After another week or so on the road it was time for a little R & R. What better place for exactly that then New Orleans. We all hopped into the ACA van for the one and a half hour ride into the Big Easy and two days of non-bicycling fun. Rather than write at length about this, I will let some pictures do the explaining.




Southern Fried Computer

April 19 – ?,2018

Fort Gaines, Alabama Sunset

I managed to destroy the computer I am using to write this blog so I must suspend updates until I can replace it. I will have posts for the rest of the ride as soon as I can. I hope I can do so by Monday. Please check back then.

I have my new computer and new updates now being posted.

It’s All Part of the Adventure

April 19, 2018

My day did not start off very good. The charger on my laptop computer became damaged while recharging at a campground. I ordered a replacement through Amazon that was listed as a replacement only to learn that the plug connection on the computer was just slightly larger. My mistake was trying to rig up a work around using some wire and tape. The result was southern fried computer.

A SMALL GAP IN THE ROAD

We were riding some quiet rural roads and having a wonderful ride when we came upon a detour sign. Usually a detour can be worked around with a little walking and creative effort; however, in this case there was a bridge missing a 10 foot section over a small stream. Fortunately, the workers had placed a double I beam across the gap to allow them to go back and forth between sides. Luckily, there were no workers or official type persons around to tell us we were doing something risky. With a little balance and a lot of helping hands we managed to get everyone across. At one point the local police showed up causing us to retreat to the far side but they were only interested in making sure we were not bothering any of the construction equipment.

Ice Cream on the Roadside

Once back into the groove and a good ride I had two final treats. The first was a drive by visit from The Ice Cream Angel, Cammie, one of our ACA leaders bringing life sustaining ice cream. A few miles later, coming the other way was a couple in a pioneer type wagon being pulled by a team of three mules. It was a scenic interlude into a great riding day.
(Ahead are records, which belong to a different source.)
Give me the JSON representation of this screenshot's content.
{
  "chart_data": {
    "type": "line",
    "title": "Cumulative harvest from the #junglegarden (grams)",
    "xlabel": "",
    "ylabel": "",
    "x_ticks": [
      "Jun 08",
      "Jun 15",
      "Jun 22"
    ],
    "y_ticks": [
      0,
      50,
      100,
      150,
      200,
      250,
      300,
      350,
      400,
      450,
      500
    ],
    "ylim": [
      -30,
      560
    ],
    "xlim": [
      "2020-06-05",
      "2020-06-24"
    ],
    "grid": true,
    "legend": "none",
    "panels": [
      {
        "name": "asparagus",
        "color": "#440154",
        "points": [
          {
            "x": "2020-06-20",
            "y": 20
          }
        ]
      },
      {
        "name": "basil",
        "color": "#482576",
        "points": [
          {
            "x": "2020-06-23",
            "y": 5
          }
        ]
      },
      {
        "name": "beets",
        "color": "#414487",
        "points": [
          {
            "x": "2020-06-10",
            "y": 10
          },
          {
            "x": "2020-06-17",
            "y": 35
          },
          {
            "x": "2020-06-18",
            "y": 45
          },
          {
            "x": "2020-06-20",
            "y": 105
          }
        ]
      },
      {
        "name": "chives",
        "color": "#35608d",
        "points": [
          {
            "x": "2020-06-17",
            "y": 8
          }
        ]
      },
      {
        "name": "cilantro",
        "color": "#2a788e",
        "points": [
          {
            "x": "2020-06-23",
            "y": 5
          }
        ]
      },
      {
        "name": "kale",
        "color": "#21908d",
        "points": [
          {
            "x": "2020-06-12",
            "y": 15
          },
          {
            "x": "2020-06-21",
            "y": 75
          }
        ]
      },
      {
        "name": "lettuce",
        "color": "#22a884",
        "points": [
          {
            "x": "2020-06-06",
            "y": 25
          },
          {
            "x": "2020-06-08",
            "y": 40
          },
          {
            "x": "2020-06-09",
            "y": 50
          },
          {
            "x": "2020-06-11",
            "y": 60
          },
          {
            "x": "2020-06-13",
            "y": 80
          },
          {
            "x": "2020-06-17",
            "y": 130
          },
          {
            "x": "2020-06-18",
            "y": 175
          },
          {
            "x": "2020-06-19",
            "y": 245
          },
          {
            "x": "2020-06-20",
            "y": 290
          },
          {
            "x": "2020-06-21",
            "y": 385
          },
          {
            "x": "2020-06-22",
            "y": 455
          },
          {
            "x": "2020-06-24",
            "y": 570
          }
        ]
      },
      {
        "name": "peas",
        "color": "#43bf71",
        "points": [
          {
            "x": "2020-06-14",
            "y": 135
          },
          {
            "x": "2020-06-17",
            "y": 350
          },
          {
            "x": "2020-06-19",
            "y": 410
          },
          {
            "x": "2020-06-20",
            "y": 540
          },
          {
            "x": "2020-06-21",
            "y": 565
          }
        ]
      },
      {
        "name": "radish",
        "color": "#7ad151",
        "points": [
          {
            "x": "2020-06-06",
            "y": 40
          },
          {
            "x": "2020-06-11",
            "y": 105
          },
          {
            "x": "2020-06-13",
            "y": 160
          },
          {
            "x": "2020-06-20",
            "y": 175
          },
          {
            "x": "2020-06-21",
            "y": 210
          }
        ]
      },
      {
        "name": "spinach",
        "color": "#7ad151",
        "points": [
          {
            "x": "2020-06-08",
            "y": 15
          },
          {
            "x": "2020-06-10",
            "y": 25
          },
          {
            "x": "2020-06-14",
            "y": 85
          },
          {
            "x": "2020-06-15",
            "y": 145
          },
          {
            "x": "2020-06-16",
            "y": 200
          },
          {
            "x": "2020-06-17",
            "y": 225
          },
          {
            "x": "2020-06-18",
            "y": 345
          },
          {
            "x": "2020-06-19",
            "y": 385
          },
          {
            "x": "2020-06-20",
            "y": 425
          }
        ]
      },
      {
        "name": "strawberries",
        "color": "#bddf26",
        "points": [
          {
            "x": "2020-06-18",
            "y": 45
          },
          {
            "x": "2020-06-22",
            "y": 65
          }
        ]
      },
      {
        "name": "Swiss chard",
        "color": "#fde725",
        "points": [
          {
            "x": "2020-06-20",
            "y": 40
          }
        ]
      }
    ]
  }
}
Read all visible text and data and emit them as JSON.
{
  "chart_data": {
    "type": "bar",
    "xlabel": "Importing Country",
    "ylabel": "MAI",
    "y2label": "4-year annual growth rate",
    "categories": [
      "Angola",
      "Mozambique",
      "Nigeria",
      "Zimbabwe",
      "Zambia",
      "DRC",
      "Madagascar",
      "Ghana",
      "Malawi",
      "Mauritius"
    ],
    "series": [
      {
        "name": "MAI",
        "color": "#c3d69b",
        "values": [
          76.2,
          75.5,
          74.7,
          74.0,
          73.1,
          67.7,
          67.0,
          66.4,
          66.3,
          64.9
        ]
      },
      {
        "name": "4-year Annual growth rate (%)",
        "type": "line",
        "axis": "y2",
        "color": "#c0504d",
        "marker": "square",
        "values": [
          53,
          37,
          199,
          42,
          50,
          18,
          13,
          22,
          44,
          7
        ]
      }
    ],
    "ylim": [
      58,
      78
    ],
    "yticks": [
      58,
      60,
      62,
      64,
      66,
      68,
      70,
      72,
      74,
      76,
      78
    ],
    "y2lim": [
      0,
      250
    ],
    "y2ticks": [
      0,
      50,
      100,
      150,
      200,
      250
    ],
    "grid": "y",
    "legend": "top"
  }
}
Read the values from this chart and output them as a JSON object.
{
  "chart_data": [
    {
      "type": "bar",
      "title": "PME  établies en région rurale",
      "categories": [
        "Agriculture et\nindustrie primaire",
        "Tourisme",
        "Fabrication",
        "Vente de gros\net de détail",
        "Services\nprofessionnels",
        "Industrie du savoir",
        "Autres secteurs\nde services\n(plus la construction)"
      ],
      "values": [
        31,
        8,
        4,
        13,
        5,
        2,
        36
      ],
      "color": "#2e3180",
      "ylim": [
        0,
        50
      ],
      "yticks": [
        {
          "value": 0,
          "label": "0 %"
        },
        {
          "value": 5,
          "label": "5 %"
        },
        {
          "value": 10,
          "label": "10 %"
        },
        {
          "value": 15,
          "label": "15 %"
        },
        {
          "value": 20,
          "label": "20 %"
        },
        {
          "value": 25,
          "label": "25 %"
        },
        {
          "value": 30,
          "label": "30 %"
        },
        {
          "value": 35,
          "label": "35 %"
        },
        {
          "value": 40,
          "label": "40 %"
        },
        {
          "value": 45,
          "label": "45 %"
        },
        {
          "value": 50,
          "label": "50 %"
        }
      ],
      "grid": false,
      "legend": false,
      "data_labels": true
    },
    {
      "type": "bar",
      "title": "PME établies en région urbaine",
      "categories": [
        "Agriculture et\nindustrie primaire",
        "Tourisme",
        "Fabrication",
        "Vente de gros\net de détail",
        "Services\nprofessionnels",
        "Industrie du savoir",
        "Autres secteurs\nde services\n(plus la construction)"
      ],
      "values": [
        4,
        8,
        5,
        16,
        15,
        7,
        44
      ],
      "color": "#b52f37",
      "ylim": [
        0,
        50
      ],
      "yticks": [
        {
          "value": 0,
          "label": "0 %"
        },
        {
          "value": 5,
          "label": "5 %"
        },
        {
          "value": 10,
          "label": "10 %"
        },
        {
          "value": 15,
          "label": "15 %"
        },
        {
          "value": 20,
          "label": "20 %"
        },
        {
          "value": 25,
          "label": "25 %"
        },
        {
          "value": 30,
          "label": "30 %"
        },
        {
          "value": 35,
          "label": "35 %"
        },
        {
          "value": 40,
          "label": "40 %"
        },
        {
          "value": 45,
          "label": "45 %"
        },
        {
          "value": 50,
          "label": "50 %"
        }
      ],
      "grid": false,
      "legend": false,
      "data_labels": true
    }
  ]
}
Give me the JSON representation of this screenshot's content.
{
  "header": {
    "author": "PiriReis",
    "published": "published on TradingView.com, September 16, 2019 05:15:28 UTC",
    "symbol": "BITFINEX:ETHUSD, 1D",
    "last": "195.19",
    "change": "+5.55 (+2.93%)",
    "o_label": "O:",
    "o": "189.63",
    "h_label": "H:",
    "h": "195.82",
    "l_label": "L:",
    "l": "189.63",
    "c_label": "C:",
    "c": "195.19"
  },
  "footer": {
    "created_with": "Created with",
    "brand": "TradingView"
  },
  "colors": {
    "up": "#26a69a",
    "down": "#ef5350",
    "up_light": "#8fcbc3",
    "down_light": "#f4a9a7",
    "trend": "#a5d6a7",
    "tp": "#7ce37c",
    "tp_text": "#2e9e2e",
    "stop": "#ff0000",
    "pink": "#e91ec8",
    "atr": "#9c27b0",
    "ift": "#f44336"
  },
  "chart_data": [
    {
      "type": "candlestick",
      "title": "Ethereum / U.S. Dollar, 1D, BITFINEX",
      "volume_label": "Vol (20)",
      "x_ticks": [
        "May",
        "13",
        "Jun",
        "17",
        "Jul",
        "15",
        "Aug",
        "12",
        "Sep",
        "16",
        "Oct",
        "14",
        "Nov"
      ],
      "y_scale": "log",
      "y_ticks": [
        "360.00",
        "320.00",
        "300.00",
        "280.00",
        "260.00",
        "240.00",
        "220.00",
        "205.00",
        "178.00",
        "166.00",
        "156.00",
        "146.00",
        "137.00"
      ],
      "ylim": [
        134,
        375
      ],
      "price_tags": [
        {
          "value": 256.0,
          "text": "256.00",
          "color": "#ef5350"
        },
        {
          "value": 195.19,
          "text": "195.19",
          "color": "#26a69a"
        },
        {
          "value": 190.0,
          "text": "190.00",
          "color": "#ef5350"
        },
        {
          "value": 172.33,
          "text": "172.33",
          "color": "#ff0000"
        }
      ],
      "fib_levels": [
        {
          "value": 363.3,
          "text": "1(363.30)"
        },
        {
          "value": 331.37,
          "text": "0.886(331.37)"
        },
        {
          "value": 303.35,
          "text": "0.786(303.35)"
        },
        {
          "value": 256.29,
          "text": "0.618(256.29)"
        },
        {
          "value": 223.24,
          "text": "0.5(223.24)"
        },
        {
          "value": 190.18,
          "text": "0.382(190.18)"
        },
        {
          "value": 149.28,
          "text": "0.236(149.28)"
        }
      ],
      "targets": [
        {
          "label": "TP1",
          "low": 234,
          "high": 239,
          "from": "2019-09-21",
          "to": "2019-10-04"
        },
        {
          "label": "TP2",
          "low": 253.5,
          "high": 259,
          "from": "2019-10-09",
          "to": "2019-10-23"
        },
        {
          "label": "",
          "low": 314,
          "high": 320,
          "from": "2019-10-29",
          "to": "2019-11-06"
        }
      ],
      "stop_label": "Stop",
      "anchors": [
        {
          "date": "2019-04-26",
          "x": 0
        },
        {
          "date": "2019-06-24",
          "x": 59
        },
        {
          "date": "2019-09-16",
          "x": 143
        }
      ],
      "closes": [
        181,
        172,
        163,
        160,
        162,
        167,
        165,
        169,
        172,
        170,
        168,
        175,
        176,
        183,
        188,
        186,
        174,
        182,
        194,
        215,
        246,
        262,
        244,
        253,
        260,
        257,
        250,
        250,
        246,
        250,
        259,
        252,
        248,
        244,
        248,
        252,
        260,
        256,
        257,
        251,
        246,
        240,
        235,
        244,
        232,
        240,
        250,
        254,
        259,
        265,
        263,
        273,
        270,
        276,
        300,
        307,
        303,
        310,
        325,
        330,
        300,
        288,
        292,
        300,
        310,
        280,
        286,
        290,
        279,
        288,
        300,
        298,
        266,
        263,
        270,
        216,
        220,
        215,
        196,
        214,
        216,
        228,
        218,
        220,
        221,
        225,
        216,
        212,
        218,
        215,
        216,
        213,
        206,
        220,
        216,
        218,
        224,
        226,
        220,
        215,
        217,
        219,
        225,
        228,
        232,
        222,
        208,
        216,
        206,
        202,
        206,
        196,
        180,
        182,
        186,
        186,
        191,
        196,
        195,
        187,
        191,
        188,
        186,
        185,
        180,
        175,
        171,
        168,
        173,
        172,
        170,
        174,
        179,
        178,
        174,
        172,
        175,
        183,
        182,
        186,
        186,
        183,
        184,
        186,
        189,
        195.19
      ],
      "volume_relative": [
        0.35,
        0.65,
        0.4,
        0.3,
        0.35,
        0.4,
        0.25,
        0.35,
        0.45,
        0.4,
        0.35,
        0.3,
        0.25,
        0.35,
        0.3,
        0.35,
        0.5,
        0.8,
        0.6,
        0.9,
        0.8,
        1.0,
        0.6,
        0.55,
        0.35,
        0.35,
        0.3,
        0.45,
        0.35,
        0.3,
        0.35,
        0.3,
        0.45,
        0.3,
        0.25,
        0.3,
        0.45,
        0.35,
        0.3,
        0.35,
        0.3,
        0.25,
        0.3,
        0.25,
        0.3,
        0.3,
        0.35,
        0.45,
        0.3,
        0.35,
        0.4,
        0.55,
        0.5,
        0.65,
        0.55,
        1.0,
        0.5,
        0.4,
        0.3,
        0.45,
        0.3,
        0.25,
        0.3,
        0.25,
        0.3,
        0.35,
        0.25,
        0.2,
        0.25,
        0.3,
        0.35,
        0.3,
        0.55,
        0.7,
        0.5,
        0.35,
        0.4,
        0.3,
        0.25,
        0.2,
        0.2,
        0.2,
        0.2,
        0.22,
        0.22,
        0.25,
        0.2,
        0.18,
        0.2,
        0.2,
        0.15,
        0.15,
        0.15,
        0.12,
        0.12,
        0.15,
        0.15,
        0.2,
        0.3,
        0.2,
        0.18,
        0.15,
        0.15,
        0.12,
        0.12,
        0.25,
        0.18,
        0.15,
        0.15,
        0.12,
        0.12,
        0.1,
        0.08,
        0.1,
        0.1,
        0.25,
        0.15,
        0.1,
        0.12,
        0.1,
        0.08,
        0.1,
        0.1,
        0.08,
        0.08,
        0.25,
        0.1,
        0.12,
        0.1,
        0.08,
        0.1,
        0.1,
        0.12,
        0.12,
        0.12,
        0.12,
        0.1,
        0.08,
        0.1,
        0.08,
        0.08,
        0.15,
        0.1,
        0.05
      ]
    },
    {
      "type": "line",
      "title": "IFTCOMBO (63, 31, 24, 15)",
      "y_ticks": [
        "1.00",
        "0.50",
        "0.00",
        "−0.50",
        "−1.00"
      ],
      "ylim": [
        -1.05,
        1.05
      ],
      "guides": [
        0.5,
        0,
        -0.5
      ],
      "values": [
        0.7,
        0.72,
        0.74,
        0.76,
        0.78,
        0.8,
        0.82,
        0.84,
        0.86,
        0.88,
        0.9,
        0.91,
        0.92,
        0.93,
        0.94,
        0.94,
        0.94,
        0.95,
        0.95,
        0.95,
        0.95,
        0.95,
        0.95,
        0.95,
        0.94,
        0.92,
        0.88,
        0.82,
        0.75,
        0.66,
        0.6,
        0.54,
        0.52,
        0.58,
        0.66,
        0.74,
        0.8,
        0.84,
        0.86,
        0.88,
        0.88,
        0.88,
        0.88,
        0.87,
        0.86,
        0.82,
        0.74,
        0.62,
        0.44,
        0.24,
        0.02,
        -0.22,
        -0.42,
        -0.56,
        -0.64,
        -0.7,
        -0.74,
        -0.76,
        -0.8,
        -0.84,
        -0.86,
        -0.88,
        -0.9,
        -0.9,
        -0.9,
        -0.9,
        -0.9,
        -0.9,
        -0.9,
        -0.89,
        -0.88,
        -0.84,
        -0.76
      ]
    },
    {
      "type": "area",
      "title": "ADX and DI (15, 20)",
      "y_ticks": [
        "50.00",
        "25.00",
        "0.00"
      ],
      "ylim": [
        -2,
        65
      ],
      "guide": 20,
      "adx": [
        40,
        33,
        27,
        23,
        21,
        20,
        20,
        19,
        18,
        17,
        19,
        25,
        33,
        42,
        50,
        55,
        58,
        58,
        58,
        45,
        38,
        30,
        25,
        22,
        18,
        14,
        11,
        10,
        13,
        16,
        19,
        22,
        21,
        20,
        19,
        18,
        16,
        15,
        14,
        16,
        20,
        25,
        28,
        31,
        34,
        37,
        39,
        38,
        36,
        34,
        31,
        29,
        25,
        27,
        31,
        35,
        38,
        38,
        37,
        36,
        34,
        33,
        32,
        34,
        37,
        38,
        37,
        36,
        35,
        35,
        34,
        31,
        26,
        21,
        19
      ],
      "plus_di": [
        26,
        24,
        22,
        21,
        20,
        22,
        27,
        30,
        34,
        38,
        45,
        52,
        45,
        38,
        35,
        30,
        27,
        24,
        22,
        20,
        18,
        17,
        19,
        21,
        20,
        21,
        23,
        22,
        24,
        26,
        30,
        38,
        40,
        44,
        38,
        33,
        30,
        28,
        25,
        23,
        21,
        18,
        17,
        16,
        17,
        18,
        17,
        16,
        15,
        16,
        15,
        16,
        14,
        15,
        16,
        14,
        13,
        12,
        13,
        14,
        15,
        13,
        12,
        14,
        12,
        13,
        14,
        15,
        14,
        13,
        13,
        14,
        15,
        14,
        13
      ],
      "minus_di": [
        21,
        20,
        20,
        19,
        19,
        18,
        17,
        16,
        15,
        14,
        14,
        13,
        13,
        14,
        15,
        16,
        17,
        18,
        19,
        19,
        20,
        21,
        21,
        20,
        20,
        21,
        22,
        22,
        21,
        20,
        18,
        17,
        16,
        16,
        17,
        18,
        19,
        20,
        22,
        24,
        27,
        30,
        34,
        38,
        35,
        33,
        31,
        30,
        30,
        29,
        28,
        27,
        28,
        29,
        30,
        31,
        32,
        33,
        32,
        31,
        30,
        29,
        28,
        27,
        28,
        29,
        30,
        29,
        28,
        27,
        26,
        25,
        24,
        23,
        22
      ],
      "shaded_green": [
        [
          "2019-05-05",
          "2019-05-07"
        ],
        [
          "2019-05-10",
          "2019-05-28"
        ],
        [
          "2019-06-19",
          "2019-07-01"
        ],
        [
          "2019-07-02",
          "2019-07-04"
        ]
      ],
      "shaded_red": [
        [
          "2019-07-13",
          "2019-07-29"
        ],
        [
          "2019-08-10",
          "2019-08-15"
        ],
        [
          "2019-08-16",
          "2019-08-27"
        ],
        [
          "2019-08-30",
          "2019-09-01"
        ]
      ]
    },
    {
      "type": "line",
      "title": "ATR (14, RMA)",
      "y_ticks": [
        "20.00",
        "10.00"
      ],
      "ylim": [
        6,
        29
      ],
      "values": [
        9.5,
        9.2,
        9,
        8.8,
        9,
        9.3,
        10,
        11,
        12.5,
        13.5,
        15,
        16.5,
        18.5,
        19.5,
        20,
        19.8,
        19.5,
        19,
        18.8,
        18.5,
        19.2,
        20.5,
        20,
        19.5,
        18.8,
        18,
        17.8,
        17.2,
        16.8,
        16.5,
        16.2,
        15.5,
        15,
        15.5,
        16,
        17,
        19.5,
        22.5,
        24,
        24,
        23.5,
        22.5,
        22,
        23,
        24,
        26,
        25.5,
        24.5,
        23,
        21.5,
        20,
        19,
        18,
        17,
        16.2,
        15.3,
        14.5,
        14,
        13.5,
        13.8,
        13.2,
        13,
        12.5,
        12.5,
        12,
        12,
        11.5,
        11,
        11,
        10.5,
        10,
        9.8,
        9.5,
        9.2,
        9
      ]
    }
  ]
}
Taking to the Road Historically

Bayou la Batre ~ Still Part of the Adventure

April 20, 2018

Alabama Arrival

We are cruising through states fairly quickly these days since we are going through the narrow parts of Mississippi and Alabama. This will change when we hit Florida. However, today we entered Alabama and our good weather is holding.

Yesterday I noticed my derailleur was not changing gears properly so before going to bed I decided to make an adjustment or two. Unfortunately, when I looked further, I noticed I had about an eighth of an inch play in my crankshaft. Since this could cause my bearings to fail before reaching St. Augustine and since I did not have the parts or tools to fix it, I needed a bicycle shop. There were none on route during the next day and I did not want to take a chance that the one shop we would go near the following day might not be able or willing to do the repair right away. Mobile, Alabama was about 10 miles off our route but it had 3 bike shops. Kelly, one of our ACA leaders who was driving our van that day offered to ride me to one but I have been determined to bicycle every single inch of the trip. A compromise was reached whereby I left at daylight to get a head start with Kelly meeting me at the point where the route to Mobile departed from the route we were traveling. There we loaded my bike into the van and drove to the Trek Store where an off duty bike mechanic just happened to be in. He had a shim installed and everything put right within an hour. Kelly then returned me to the exact point where I had left the route so that I could continue to ride every fabulous inch of the route.

Bayou country in Alabama is quite beautiful. This was especially true of the little town called Bayou la Batre. If that name sounds familiar, it is the town that Bubba came from in the movie Forrest Gump. It is also where Disney secretly launched the Black Pearl for The Pirates of the Caribbean.